И наконец я прекращаю петь. И тишина повисает в воздухе. Я бьюсь лбом о дверь. И не хочу больше волноваться. Я ее отпущу. Я отпущу их всех. Лайла. Дрища. Августа. Отца. И мою маму. И я найду Кэйтлин Спайс и скажу ей, что ее я тоже отпускаю. Лучше быть тупым. И я стану тупым. И я не буду мечтать. Я лучше заползу в нору и буду читать о таких мечтателях, как делает мой отец, и я буду читать и читать, и пить и пить, и курить и курить, и умирать. Прощай, Рубиновый вторник. Прощай, Изумрудная среда. Прощай, Сапфировое воскресенье. Прощайте.
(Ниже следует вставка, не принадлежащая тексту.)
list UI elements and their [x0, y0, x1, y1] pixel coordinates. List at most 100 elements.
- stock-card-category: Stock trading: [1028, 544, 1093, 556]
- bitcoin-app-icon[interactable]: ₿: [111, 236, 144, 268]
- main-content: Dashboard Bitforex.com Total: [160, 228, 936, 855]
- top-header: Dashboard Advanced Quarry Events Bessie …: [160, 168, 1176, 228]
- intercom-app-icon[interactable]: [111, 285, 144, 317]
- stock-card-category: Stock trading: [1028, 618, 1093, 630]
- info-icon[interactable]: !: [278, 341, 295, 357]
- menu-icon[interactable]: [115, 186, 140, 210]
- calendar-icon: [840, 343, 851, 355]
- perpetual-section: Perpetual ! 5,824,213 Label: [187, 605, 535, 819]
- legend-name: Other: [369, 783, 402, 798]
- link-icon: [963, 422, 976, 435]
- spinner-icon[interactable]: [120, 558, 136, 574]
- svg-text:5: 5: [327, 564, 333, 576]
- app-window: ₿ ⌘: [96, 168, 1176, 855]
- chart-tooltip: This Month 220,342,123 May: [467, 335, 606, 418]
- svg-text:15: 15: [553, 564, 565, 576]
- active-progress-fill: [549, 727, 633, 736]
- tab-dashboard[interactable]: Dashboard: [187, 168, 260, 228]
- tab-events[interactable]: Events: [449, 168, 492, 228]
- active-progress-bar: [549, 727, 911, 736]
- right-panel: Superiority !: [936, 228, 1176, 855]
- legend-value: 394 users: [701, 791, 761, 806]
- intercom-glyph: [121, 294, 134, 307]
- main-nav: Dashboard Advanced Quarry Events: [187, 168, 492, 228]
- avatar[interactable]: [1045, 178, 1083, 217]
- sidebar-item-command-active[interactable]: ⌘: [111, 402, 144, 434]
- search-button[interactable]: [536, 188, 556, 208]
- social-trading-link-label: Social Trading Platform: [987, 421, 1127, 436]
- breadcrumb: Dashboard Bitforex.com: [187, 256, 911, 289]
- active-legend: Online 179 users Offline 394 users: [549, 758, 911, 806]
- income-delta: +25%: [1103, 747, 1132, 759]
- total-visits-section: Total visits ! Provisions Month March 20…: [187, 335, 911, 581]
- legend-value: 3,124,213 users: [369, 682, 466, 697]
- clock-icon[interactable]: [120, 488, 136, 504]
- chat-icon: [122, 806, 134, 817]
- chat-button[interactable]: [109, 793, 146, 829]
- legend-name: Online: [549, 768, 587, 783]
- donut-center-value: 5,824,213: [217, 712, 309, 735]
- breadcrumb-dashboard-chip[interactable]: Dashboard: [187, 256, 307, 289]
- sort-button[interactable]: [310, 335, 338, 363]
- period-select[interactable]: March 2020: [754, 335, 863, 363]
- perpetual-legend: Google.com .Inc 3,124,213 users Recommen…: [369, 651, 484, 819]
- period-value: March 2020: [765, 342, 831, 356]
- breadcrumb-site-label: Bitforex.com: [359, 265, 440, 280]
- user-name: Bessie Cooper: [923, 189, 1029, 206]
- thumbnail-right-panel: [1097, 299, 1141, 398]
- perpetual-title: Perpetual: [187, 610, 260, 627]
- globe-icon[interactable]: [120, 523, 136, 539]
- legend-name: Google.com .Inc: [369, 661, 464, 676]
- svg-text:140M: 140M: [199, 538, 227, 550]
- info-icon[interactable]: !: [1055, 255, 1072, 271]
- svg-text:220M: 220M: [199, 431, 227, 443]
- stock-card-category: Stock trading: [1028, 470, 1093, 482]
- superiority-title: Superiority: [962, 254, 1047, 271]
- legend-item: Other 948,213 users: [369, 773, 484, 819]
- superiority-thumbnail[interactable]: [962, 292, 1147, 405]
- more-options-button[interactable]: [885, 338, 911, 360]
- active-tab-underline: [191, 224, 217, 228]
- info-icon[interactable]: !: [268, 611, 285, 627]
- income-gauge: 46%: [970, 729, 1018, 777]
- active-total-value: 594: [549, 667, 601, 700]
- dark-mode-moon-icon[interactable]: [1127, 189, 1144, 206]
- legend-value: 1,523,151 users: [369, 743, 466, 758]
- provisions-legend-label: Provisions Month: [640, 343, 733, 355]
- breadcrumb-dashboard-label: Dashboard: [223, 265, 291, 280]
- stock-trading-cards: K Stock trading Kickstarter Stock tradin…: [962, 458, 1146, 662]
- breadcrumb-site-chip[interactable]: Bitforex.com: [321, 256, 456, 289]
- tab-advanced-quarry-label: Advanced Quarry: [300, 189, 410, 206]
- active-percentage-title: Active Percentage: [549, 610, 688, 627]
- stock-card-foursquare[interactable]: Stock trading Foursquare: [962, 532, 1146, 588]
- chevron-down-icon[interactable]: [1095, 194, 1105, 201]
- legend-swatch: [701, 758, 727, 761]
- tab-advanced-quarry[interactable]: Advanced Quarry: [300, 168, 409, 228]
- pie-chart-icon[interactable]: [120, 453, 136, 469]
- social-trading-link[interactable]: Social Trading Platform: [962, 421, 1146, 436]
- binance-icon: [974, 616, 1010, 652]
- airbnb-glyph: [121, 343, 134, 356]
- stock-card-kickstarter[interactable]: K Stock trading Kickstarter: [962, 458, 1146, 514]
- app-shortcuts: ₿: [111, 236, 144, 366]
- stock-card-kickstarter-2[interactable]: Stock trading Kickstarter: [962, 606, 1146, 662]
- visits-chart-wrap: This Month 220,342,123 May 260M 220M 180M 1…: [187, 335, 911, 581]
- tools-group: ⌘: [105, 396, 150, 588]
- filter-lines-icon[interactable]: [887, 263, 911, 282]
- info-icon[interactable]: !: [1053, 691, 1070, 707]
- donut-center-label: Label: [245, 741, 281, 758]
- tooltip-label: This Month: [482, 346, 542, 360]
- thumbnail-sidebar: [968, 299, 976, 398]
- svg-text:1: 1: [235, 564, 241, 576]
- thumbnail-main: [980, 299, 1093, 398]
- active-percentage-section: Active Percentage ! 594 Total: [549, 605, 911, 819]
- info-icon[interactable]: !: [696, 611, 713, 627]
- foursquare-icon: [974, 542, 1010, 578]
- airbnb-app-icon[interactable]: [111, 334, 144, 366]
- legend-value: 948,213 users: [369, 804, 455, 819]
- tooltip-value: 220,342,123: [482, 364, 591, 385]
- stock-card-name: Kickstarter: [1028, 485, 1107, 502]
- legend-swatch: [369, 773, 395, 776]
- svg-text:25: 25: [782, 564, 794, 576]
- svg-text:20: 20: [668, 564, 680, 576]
Но дверь камеры открывается. Я тут же ощущаю запах камеры – запах пота, сырости и человеческого тела. Резиновые мамины сандалии шлепают по полу с моей стороны. Она оседает на пол и плачет. Она кладет ладонь на мое плечо и рыдает. Она прижимается ко мне в дверном проеме своей камеры.
– Обними меня… – говорит она.
Я сажусь и обвиваю ее руками, и сжимаю так сильно, что боюсь, как бы не сломать одно из ее хрупких ребер. Я опускаю голову на ее плечо и не понимаю, как сразу не почувствовал этот запах – запах маминых волос, само ощущение ее присутствия рядом.
– Все будет хорошо, мам, – говорю я. – Все будет в порядке.
– Я знаю, детка, – отзывается она. – Я знаю.
– Это все к лучшему, мам, – говорю я.
Она обнимает меня крепче.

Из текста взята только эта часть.